[White Jacket by Herman Melville]@TWC D-Link book
White Jacket

CHAPTER XXIII
16/19

But at the first appearance of that universal favourite, Jack Chase, in the chivalric character of _Percy Royal-Mast_, the whole audience simultaneously rose to their feet, and greeted hire with three hearty cheers, that almost took the main-top-sail aback.
Matchless Jack, _in full fig_, bowed again and again, with true quarter-deck grace and self possession; and when five or six untwisted strands of rope and bunches of oakum were thrown to him, as substitutes for bouquets, he took them one by one, and gallantly hung them from the buttons of his jacket.
"Hurrah! hurrah! hurrah!--go on! go on!--stop hollering--hurrah!--go on!--stop hollering--hurrah!" was now heard on all sides, till at last, seeing no end to the enthusiasm of his ardent admirers, Matchless Jack stepped forward, and, with his lips moving in pantomime, plunged into the thick of the part.

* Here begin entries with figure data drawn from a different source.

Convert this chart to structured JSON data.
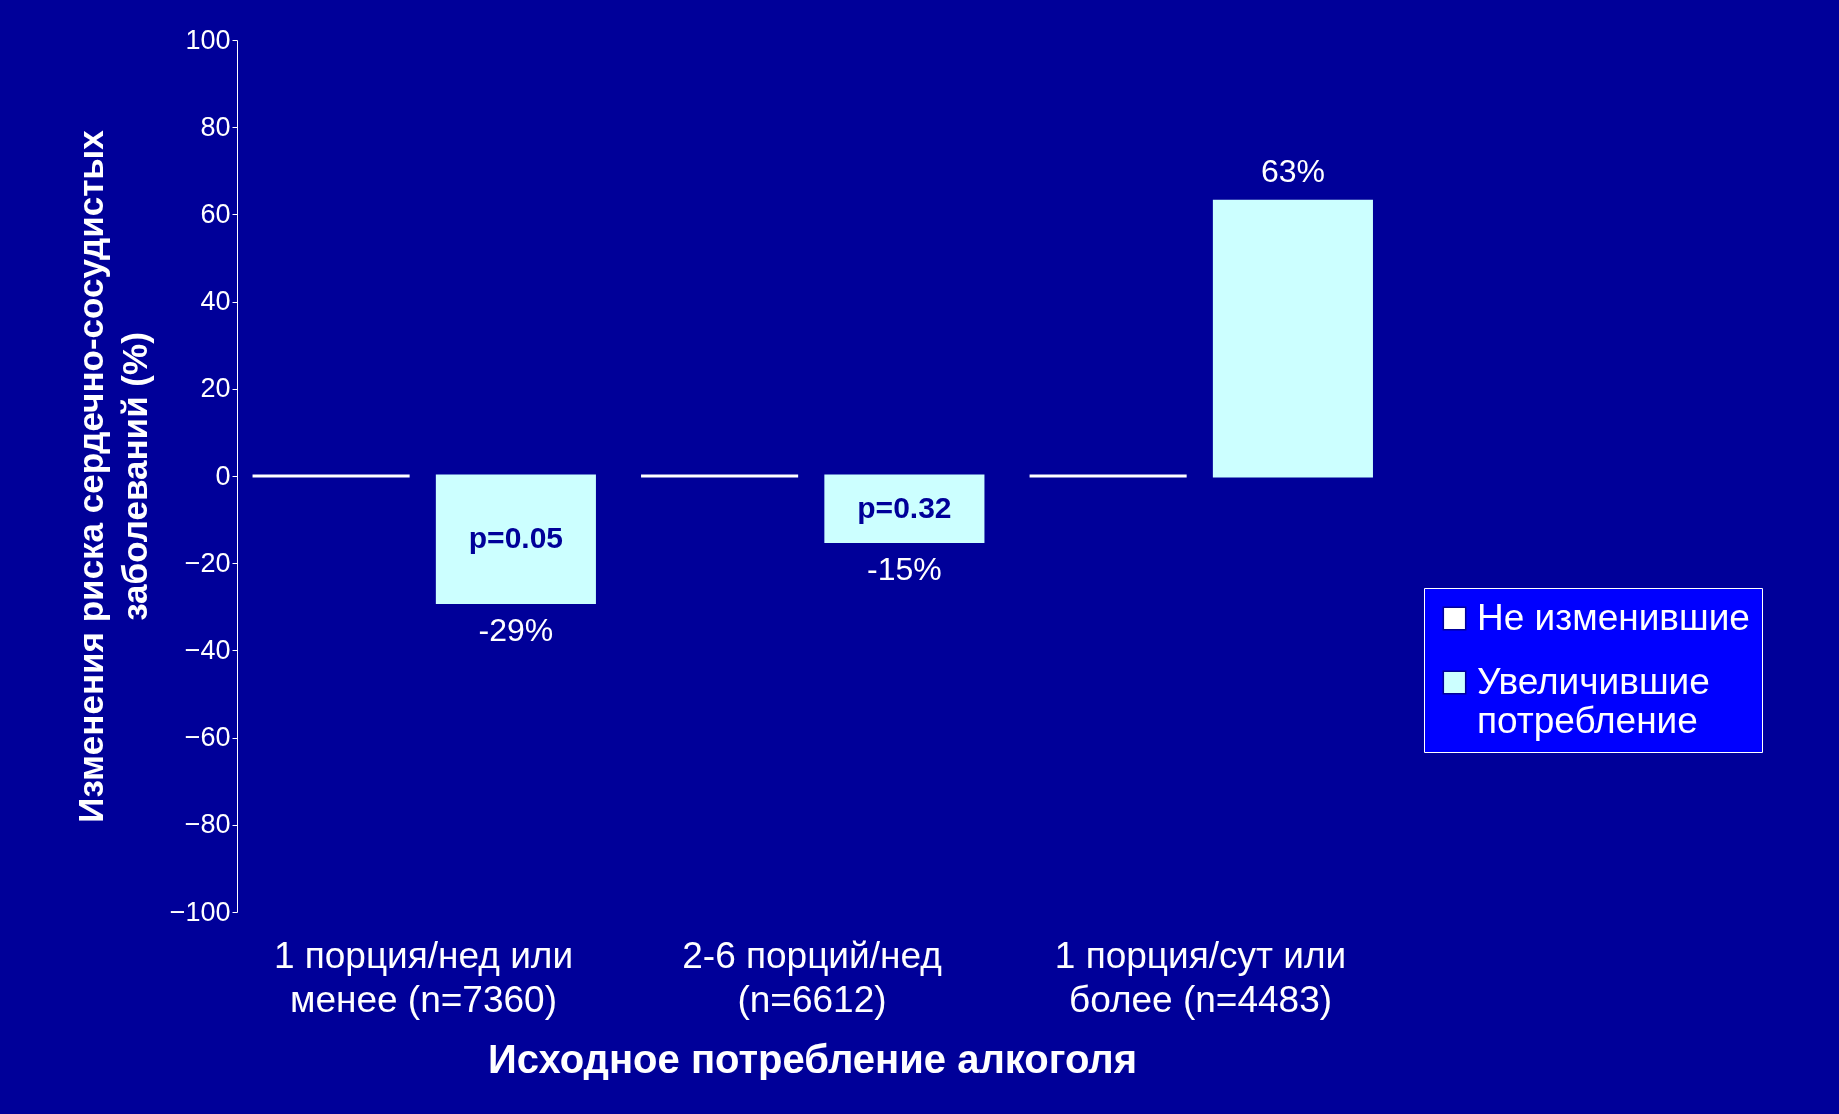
{
  "chart_data": {
    "type": "bar",
    "xlabel": "Исходное потребление алкоголя",
    "ylabel": "Изменения риска сердечно-сосудистых\nзаболеваний (%)",
    "categories": [
      "1 порция/нед или\nменее (n=7360)",
      "2-6 порций/нед\n(n=6612)",
      "1 порция/сут или\nболее (n=4483)"
    ],
    "series": [
      {
        "name": "Не изменившие",
        "color": "#ffffff",
        "values": [
          0,
          0,
          0
        ]
      },
      {
        "name": "Увеличившие\nпотребление",
        "color": "#ccffff",
        "values": [
          -29,
          -15,
          63
        ],
        "value_labels": [
          "-29%",
          "-15%",
          "63%"
        ]
      }
    ],
    "ylim": [
      -100,
      100
    ],
    "yticks": [
      -100,
      -80,
      -60,
      -40,
      -20,
      0,
      20,
      40,
      60,
      80,
      100
    ],
    "grid": false,
    "legend": "right",
    "annotations": [
      "p=0.05",
      "p=0.32"
    ]
  }
}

Silence soon followed, but was fifty times broken by uncontrollable bursts of applause.

At length, when that heart-thrilling scene came on, where Percy Royal-Mast rescues fifteen oppressed sailors from the watch-house, in the teeth of a posse of constables, the audience leaped to their feet, overturned the capstan bars, and to a man hurled their hats on the stage in a delirium of delight.

Ah Jack, that was a ten-stroke indeed! The commotion was now terrific; all discipline seemed gone for ever; the Lieutenants ran in among the men, the Captain darted from his cabin, and the Commodore nervously questioned the armed sentry at his door as to what the deuce _the people_ were about.

In the midst of all this, the trumpet of the officer-of-the-deck, commanding the top-gallant sails to be taken in, was almost completely drowned.